When I stepped out of the kiosk the drizzle hit me in the face, but I didn't need it. I was as sober as Walter Cronkite. I sprinted for Alice, and people looked after me, hoping I might be something they'd see tomorrow on the news.
“Well, what a treat,” Aurora said as she opened the door to the bungalow. “So glad you could find the time.” Her mother was nowhere in sight.
“Where is she?” I said.
“Asleep. And it took long enough for you to get here.”
“Honey,” I said, “I've been working.” She started to bridle, and I said, “Sorry, sorry, not ‘honey.’ Aurora. Miss Sorrell, if you like. I've been looking for Aimee.”
“I've been calling you for hours.” She stepped back to let me in. She was wearing a long white shirt that looked like it belonged to her father, and her legs were bare, as they'd been created to be. There were weepy little smudges under her eyes.
“What's happened? Can she get up to talk to me?”
“She took a sleeper,” Aurora said. “She never takes a sleeper. She doesn't even take an aspirin . This is a woman who gets her teeth drilled without getting put out. It was one of my father's. He never packs right, you know what I mean? He left his whole overnight case here, razor and everything. I don't know how he stays in business.” She turned her back to me and walked to the couch. Her shoulders were as straight as a T square and she moved as though she would break if she bumped into anything. When she sat down she crossed her long brown legs and said, “I hope you're good.”
“I'm as good as I can be,” I said, following. “What's happened?”
She pulled out the crumpled pack of Marlboro Lights and lit one, avoiding my eyes. “We've heard from Aimee,” she said, fanning the smoke away with one hand.

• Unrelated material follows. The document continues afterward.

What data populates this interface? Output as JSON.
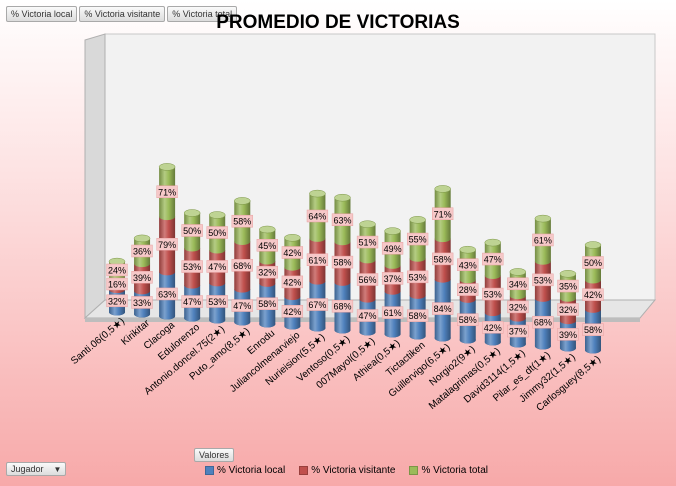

She made a sound that was midway between a sneeze and a laugh. ” ‘Heard’ is the word, all right. My, oh my, have we heard from Aimee.”
“What are we talking about?” I said. “What do you mean, you've heard from Aimee?”
“I didn't believe it,” she said, drawing on the cigarette. “I didn't believe anything was wrong. They always worried more about Aimee than they did about me. Aimee's the baby. Aimee's the last thing left between my mother and menopause. Aimee's the pot of gold at the end of the hairbow. Sibling rivalry and then some.”
“Stop acting like Tallulah Bankhead and tell me what happened.”